3. Im Übrigen ist der Gleichbehandlungsgrundsatz unternehmens-, nicht aber ohne weiteres konzernbezogen (vgl. etwa HWK/Hergenröder 3. Aufl. GG Art. 3 Rn. 54). Ein Anspruch auf Gleichbehandlung im Konzern besteht allenfalls dann, wenn vom herrschenden Unternehmen ausgehend bestimmte Leistungen üblicherweise konzernweit erbracht werden und auf den Fortbestand dieser Übung ein schützenswertes Vertrauen für die Arbeitnehmer der Konzernunternehmen entstanden ist (BAG 4. Oktober 1994 - 3 AZR 910/93 - zu B II 3 der Gründe, BAGE 78, 87 = AP BetrAVG § 16 Nr. 32 = EzA BetrAVG § 16 Nr. 28; 21. November 2006 - 3 AZR 309/05 - Rn. 59, AP BetrAVG § 1b Nr. 7). Hierzu haben die Kläger nichts vorgetragen.

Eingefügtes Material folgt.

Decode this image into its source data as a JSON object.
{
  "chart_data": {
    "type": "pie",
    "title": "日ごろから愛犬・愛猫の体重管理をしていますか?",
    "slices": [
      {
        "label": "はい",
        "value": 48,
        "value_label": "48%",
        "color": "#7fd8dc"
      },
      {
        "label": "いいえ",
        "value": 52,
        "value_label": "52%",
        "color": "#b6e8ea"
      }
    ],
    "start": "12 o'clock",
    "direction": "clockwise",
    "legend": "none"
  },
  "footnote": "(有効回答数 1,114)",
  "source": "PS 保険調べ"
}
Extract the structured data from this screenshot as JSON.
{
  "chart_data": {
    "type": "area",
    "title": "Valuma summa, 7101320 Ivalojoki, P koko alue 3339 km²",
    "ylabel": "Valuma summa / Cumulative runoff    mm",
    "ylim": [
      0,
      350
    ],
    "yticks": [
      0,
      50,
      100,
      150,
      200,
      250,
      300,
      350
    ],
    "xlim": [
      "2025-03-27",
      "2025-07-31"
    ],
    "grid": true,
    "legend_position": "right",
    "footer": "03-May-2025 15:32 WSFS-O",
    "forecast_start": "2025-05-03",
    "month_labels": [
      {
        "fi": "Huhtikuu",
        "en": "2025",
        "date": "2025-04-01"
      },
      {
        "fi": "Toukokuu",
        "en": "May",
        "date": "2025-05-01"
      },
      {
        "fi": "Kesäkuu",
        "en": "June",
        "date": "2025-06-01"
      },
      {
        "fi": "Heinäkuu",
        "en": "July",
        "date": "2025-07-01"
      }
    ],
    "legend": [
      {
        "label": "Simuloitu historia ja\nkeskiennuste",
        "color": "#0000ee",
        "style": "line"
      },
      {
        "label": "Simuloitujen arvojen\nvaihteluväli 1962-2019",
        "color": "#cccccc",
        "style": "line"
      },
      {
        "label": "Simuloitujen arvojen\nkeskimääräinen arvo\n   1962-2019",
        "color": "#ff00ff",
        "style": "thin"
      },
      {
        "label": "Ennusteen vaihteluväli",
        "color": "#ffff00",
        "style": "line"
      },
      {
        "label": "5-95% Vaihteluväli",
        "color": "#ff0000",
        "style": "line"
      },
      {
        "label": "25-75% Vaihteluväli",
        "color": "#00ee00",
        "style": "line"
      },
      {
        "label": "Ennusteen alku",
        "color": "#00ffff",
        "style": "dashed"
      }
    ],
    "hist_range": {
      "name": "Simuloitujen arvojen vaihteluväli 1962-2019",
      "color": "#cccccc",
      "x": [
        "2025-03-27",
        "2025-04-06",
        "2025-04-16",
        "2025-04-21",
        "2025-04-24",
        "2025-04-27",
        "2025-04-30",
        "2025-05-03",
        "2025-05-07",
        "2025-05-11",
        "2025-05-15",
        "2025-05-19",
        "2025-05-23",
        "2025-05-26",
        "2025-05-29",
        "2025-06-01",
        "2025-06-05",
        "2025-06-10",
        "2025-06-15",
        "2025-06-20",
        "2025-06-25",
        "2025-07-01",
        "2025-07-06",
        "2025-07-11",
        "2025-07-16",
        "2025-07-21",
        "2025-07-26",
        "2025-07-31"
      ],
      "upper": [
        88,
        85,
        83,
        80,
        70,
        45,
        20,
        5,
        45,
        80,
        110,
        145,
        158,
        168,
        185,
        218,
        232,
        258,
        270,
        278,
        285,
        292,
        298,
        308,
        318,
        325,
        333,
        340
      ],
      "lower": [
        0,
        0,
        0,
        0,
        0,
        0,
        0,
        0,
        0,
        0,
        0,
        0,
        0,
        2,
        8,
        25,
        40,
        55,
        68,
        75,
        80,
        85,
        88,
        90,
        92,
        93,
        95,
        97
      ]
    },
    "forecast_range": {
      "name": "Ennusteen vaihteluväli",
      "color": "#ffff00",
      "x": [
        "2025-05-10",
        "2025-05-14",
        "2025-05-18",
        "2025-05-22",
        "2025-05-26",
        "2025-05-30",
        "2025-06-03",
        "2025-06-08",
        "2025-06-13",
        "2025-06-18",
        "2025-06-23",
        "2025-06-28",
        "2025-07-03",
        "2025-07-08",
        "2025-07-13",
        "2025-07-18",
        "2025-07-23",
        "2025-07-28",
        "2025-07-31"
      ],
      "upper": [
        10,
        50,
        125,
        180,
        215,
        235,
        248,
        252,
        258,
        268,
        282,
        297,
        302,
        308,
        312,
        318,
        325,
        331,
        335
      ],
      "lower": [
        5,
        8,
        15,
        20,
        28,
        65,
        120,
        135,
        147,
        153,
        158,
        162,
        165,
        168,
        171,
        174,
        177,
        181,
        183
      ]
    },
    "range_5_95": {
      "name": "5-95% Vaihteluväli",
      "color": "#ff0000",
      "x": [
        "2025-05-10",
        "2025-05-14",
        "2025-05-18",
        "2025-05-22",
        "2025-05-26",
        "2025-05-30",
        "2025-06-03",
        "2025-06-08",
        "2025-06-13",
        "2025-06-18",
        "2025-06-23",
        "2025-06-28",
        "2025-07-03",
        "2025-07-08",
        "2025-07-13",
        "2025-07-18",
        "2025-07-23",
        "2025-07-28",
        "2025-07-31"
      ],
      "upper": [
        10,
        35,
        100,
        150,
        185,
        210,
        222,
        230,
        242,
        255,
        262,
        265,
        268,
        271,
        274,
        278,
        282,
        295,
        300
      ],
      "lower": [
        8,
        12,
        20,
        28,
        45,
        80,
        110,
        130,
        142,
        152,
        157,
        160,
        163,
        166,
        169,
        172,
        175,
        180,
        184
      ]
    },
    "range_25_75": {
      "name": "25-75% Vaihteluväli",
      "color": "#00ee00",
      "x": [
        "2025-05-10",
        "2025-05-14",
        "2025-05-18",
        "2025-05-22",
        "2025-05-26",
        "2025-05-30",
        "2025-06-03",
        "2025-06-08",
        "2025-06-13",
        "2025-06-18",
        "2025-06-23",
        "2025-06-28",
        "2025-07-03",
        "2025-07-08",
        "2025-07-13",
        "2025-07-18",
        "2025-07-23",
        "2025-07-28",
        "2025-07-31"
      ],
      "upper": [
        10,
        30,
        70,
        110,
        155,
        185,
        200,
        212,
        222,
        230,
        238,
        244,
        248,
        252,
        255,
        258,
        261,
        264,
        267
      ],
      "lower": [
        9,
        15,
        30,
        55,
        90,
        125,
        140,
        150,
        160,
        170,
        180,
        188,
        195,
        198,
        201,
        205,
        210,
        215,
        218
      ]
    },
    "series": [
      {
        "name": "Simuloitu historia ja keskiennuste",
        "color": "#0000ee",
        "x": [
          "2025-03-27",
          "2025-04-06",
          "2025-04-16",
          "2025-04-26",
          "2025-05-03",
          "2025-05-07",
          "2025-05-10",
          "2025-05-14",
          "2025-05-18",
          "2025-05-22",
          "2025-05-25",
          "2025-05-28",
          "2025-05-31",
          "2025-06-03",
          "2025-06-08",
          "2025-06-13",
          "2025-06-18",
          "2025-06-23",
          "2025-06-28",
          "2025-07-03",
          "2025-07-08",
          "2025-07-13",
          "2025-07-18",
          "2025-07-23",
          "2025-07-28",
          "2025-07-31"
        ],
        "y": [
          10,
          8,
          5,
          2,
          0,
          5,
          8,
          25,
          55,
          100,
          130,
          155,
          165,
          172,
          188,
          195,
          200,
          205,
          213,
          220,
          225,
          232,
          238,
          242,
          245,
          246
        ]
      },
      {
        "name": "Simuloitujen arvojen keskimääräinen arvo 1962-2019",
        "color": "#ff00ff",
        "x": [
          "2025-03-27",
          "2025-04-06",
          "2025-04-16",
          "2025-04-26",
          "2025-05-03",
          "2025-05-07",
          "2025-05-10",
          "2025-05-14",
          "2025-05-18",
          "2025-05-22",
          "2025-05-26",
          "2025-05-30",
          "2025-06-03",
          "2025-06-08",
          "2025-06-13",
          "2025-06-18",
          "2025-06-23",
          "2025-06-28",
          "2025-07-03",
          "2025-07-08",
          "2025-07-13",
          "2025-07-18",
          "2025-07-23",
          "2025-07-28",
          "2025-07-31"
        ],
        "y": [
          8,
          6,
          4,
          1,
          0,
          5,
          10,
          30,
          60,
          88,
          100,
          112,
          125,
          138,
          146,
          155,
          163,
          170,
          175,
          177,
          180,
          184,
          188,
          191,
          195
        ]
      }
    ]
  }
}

V. Die Vorlage an den EuGH kann auch nicht deswegen unterbleiben, weil die Beklagte aufgrund von Äußerungen ihrer Mitarbeiter gehindert wäre, sich gegenüber den Klägern auf die Wirksamkeit der in § 19 Abs. 1 Satz 1 MTV Nr. 5a bestimmten Altersgrenze zu berufen. Die behaupteten Äußerungen wurden nach Vereinbarung der Altersgrenze abgegeben und haben deshalb keine Auswirkungen auf deren Wirksamkeit. Für die Wirksamkeit einer Be­fristung kommt es ausschließlich auf die Umstände im Zeitpunkt ihrer Verein­barung an.